Remembering this, let the student of poetry now recall the diagram used in handbooks of psychology to illustrate the process of sensory stimulus of a nerve-centre and the succeeding motor reaction. The diagram is usually drawn after this fashion:
Sensory stimulus Nerve-centre Motor Reaction ________________________________O______________________________ ——————————> ——————————>
The process is thus described by William James:
[Footnote: Psychology, Briefer Course, American Science Series, p. 91.
Henry Holt.]
"The afferent nerves, when excited by some physical irritant, be this as gross in its mode of operation as a chopping axe or as subtle as the waves of light, convey the excitement to the nervous centres. The commotion set up in the centres does not stop there, but discharges through the efferent nerves, exciting movements which vary with the animal and with the irritant applied."
The familiar laboratory experiment irritates with a drop of acid the hind leg of a frog. Even if the frog's brain has been removed, leaving the spinal cord alone to represent the nervous system, the stimulus of the acid results in an instant movement of the leg. Sensory stimulus, consequent excitement of the nerve centre and then motor reaction is the law. Thus an alarmed cuttlefish secretes an inky fluid which colors the sea-water and serves as his protection. Such illustrations may be multiplied indefinitely. [Footnote: See the extremely interesting statement by Sara Teasdale, quoted in Miss Wilkinson's New Voices, p. 199. Macmillan, 1919.] It may seem fanciful to insist upon the analogy between a frightened cuttlefish squirting ink into sea-water and an agitated poet spreading ink upon paper, but in both cases, as I have said elsewhere, "it is a question of an organism, a stimulus and a reaction. The image of the solitary reaper stirs a Wordsworth, and the result is a poem; a profound sorrow comes to Alfred Tennyson, and he produces In Memoriam." [Footnote: Counsel upon the Reading of Books, p. 219. Houghton Mifflin Company.]

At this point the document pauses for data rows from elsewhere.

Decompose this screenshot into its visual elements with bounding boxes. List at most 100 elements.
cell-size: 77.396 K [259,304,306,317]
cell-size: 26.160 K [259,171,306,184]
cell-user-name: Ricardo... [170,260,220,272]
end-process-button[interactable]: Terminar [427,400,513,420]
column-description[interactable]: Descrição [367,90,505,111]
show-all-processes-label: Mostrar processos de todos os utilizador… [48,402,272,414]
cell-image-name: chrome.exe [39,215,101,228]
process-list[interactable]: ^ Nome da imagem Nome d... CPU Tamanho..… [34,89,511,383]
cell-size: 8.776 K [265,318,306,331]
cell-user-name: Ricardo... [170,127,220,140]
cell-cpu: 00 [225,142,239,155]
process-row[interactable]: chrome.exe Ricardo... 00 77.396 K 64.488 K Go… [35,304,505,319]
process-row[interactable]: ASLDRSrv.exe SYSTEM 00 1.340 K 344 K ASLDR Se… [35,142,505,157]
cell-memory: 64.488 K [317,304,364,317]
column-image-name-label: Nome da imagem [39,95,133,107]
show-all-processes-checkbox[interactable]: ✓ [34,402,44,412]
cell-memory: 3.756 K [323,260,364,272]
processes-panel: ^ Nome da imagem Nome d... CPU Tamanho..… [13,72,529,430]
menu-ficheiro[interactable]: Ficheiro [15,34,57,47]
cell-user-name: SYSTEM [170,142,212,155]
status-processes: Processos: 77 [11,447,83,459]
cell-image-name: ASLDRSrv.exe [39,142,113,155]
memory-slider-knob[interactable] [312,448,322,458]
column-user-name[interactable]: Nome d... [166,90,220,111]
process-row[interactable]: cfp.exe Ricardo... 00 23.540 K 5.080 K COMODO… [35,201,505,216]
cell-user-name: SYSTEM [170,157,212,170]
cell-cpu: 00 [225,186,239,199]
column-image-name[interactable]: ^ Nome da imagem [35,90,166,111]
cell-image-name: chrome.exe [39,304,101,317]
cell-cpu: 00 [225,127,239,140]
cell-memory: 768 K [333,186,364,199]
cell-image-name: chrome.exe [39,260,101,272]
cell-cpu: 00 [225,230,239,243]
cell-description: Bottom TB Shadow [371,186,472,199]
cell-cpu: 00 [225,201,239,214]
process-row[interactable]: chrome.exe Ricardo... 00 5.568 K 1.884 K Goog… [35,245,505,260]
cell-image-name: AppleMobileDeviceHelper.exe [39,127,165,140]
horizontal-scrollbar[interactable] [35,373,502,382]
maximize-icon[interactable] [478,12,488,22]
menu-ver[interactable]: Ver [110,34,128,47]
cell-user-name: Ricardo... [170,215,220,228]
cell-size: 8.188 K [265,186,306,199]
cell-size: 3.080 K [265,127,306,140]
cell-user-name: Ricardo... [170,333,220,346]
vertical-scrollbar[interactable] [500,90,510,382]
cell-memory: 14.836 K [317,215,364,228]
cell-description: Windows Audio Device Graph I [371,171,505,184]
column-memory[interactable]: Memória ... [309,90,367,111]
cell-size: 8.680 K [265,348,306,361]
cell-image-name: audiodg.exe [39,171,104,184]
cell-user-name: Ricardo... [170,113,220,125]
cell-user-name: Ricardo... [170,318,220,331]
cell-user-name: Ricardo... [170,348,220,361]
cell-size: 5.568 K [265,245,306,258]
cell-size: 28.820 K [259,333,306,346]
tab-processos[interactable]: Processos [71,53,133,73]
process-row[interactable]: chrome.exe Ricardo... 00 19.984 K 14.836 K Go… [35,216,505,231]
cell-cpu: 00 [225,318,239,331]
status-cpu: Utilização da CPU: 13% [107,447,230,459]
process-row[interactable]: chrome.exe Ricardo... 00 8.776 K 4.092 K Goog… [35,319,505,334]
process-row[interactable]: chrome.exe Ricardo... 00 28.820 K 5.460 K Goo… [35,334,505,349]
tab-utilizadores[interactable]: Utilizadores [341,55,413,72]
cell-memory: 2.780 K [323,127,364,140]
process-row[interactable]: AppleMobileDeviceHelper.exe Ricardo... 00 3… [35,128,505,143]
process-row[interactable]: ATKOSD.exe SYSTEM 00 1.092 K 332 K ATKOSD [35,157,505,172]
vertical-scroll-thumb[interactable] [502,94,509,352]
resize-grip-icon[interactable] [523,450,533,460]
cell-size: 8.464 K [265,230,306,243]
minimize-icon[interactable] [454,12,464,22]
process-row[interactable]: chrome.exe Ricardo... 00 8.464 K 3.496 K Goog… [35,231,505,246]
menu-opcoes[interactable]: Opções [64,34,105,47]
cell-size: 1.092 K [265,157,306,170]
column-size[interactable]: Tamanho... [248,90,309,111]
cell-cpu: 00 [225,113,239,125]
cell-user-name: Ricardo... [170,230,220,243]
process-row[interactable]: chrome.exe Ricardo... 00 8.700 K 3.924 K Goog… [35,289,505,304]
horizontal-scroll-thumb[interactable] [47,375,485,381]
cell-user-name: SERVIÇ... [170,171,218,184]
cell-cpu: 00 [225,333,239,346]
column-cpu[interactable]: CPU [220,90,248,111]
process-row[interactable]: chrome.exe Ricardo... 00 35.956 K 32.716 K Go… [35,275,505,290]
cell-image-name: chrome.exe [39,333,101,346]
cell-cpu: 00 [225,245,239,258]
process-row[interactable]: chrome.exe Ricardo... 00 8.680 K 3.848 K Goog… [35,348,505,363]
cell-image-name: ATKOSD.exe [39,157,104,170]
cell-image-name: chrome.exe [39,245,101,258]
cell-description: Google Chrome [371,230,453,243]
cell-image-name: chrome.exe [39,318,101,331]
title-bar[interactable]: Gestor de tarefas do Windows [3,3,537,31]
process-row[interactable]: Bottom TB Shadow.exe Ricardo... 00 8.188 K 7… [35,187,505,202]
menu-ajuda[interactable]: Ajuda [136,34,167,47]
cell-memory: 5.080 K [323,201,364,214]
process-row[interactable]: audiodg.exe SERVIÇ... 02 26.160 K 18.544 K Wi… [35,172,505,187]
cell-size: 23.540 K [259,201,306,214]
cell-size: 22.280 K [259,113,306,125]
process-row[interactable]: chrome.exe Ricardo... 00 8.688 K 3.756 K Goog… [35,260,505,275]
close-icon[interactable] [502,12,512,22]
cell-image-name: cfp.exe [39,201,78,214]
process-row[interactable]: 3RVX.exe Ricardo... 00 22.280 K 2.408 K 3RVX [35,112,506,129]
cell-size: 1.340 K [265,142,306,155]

In the next chapter we must examine this process with more detail. But the person who asks himself how poetry comes into being will find a preliminary answer by reflecting upon the relation of "impression" to "expression" in every nerve-organism, and in all the arts. Everywhere he must reckon with this ceaseless current of impressions, "the stream of consciousness," sweeping inward to the brain; everywhere he will detect modification, selections, alterations in the stream as it passes through the higher nervous centres; everywhere he will find these transformed "impressions" expressed in the terms of some specific medium. Thus the temple of Karnak expresses in huge blocks of stone an imagination which has brooded over the idea of the divine permanence. The Greek "discus-thrower" is the idealized embodiment of a typical kind of athlete, a conception resulting from countless visual and tactile sensations. An American millionaire buys a "Corot" or a "Monet," that is to say, a piece of colored canvas upon which a highly individualized artistic temperament has recorded its vision or impression of some aspect of the world as it has been interpreted by Corot's or Monet's eye and brain and hand. A certain stimulus or "impression," an organism which reshapes impressions, and then an "expression" of these transformed impressions into the terms permitted by some specific material: that is the threefold process which seems to be valid in all of the fine arts. It is nowhere more intricately fascinating than in poetry.
CHAPTER II
THE PROVINCE OF POETRY
"The more I read and re-read the works of the great poets, and the more I study the writings of those who have some Theory of Poetry to set forth, the more am I convinced that the question What is Poetry? can be properly answered only if we make What it does take precedence of How it does it." J. A. STEWART, The Myths of Plato
In the previous chapter we have attempted a brief survey of some of the general aesthetic questions which arise whenever we consider the form and meaning of the fine arts. We must now try to look more narrowly at the special field of poetry, asking ourselves how it comes into being, what material it employs, and how it uses this material to secure those specific effects which we all agree in calling "poetical," however widely we may differ from one another in our analysis of the means by which the effect is produced.